Mon dernier salaire, c’était celui du mois de janvier. Par la suite, il y a encore eu ces fameux contrats d’intérim de quatre fois une semaine, qui ont été honorés. J’ai toujours veillé à ce que tous les joueurs soient traités sur le même pied. Au moment où la direction a proposé de ne plus retenir qu’une quinzaine de joueurs, j’ai refusé au nom de tout le groupe. J’ai assisté à des situations poignantes. Comme celle de Marcos Lucas, dont la femme venait d’avoir un enfant. Marcos n’avait pas un franc de côté et venait pleurer chez moi pour que je fasse quelque chose. Il ne parvenait même plus à payer ses frais de médecin. Je passais parfois 15 ou 16 heures par jour au club pour essayer de trouver les meilleures solutions avec les liquidateurs. Si j’avais eu dix ans de moins, je n’aurais pas été capable de garder mon calme face à des aberrations comme celles que j’ai rencontrées. Des joueurs étrangers se retrouvaient à la rue du jour au lendemain parce que le club ne payait plus leur appartement. Un jour, mes enfants sont rentrés de l’école en panique: ils m’ont demandé si j’allais encore pouvoir joueur au football, parce que leurs copains étaient au courant que le club allait disparaître. Au moment où la situation de l’Eendracht devenait de plus en plus catastrophique, ma petite fille s’est retrouvée à l’hôpital avec une infection intestinale et 40 de fièvre. Mais je devais m’accrocher. Si je n’avais pas eu une femme compréhensive, je serais aujourd’hui divorcé parce que des problèmes financiers provoquent vite des disputes et débouchent souvent sur une séparation. »Tu peux encore te payer à manger? »

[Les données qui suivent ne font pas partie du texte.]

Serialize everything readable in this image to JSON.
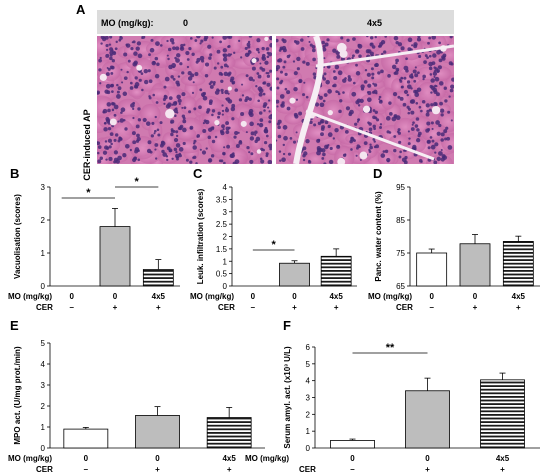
{
  "panel_a": {
    "label": "A",
    "header_label": "MO (mg/kg):",
    "header_groups": [
      "0",
      "4x5"
    ],
    "row_label": "CER-induced AP"
  },
  "row_labels": {
    "mo": "MO (mg/kg)",
    "cer": "CER",
    "groups": [
      "0",
      "0",
      "4x5"
    ],
    "cer_values": [
      "–",
      "+",
      "+"
    ]
  },
  "chart_data": [
    {
      "panel": "B",
      "type": "bar",
      "ylabel": "Vacuolisation (scores)",
      "ylim": [
        0,
        3
      ],
      "yticks": [
        "0",
        "1",
        "2",
        "3"
      ],
      "categories": [
        "0",
        "0",
        "4x5"
      ],
      "values": [
        0,
        1.8,
        0.5
      ],
      "errors": [
        0,
        0.55,
        0.3
      ],
      "significance": [
        {
          "from": 0,
          "to": 1,
          "label": "*"
        },
        {
          "from": 1,
          "to": 2,
          "label": "*"
        }
      ]
    },
    {
      "panel": "C",
      "type": "bar",
      "ylabel": "Leuk. infiltration (scores)",
      "ylim": [
        0,
        4
      ],
      "yticks": [
        "0",
        "0.5",
        "1",
        "1.5",
        "2",
        "2.5",
        "3",
        "3.5",
        "4"
      ],
      "categories": [
        "0",
        "0",
        "4x5"
      ],
      "values": [
        0,
        0.92,
        1.2
      ],
      "errors": [
        0,
        0.1,
        0.3
      ],
      "significance": [
        {
          "from": 0,
          "to": 1,
          "label": "*"
        }
      ]
    },
    {
      "panel": "D",
      "type": "bar",
      "ylabel": "Panc. water content (%)",
      "ylim": [
        65,
        95
      ],
      "yticks": [
        "65",
        "75",
        "85",
        "95"
      ],
      "categories": [
        "0",
        "0",
        "4x5"
      ],
      "values": [
        75,
        77.8,
        78.5
      ],
      "errors": [
        1.2,
        2.8,
        1.6
      ],
      "significance": []
    },
    {
      "panel": "E",
      "type": "bar",
      "ylabel": "MPO act. (U/mg prot./min)",
      "ylim": [
        0,
        5
      ],
      "yticks": [
        "0",
        "1",
        "2",
        "3",
        "4",
        "5"
      ],
      "categories": [
        "0",
        "0",
        "4x5"
      ],
      "values": [
        0.9,
        1.55,
        1.45
      ],
      "errors": [
        0.08,
        0.42,
        0.48
      ],
      "significance": []
    },
    {
      "panel": "F",
      "type": "bar",
      "ylabel": "Serum amyl. act. (x10³ U/L)",
      "ylim": [
        0,
        6
      ],
      "yticks": [
        "0",
        "1",
        "2",
        "3",
        "4",
        "5",
        "6"
      ],
      "categories": [
        "0",
        "0",
        "4x5"
      ],
      "values": [
        0.45,
        3.4,
        4.05
      ],
      "errors": [
        0.08,
        0.75,
        0.4
      ],
      "significance": [
        {
          "from": 0,
          "to": 1,
          "label": "**"
        }
      ]
    }
  ],
  "colors": {
    "bar_fills": [
      "#ffffff",
      "#bdbdbd",
      "stripes"
    ],
    "header_bg": "#dcdcdc",
    "tissue_base": "#d07ab0",
    "tissue_nuclei": "#4a2a78"
  }
}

Quelles leçons avez-vous tirées de cette expérience?

Cette affaire m’a surtout appris qu’en football, il ne faut jamais faire de plans à long terme. On doit prester de semaine en semaine en étant conscient qu’un contrat tout ce qu’il y a de plus officiel ne vaut plus rien.

Je suis furieux quand je repense au comportement de la fédération dans cette affaire. S’il y avait eu un tout bon joueur belge à Alost, il aurait été mobilisable pour l’équipe nationale. C’est une obligation d’être à tout moment disponible pour les Diables Rouges. Par contre, l’Union Belge se retire dès qu’il y a des problèmes financiers. Après avoir pris soin, toutefois, d’encaisser les dettes fédérales. Les mêmes dirigeants alostois vont pouvoir repartir en D3 parce qu’ils se sont mis en ordre avec la fédération. Mais les salaires impayés, les grands patrons du football belge s’en balancent. Ils ont une excuse soi-disant inattaquable: les salaires ne sont pas des dettes fédérales. Pour eux, les choses étaient très simples: nous devions continuer à jouer parce qu’il ne fallait surtout pas fausser le championnat. Nous devions monter sur le terrain chaque week-end et achever le championnat. Mais, savoir si les joueurs d’Alost auraient quelque chose dans leur assiette en rentrant chez eux après l’entraînement, ce n’était pas le problème de ces messieurs! Dans certains clubs aussi, on a paniqué. A Anderlecht notamment. Si le club avait été radié avant la fin du championnat, tous nos résultats auraient été annulés et le Sporting n’aurait plus profité des points que nous avions pris contre Bruges et Genk. En pleine lutte pour une qualification en Ligue des Champions, cela a effrayé Michel Verschueren. Il a téléphoné aux dirigeants d’Alost en leur expliquant que nous devions absolument achever le championnat.

Même des joueurs d’équipes adverses ont profité de notre situation. Certains ont essayé de nous intimider en pensant que nous étions fragiles mentalement à cause de nos problèmes financiers. Un joueur de Charleroi m’a demandé, ironiquement: -Tu as encore assez d’argent pour te payer à manger ce soir? Je lui ai répondu que nous mettrions les choses au point à la fin du match. Ce jour-là, nous avons pris un point et c’était une grosse contre-performance pour Charleroi face à un adversaire condamné à disparaître! Pour moi, cette réponse sportive suffisait et je n’ai plus cherché à m’expliquer avec l’attaquant qui s’était moqué de nous.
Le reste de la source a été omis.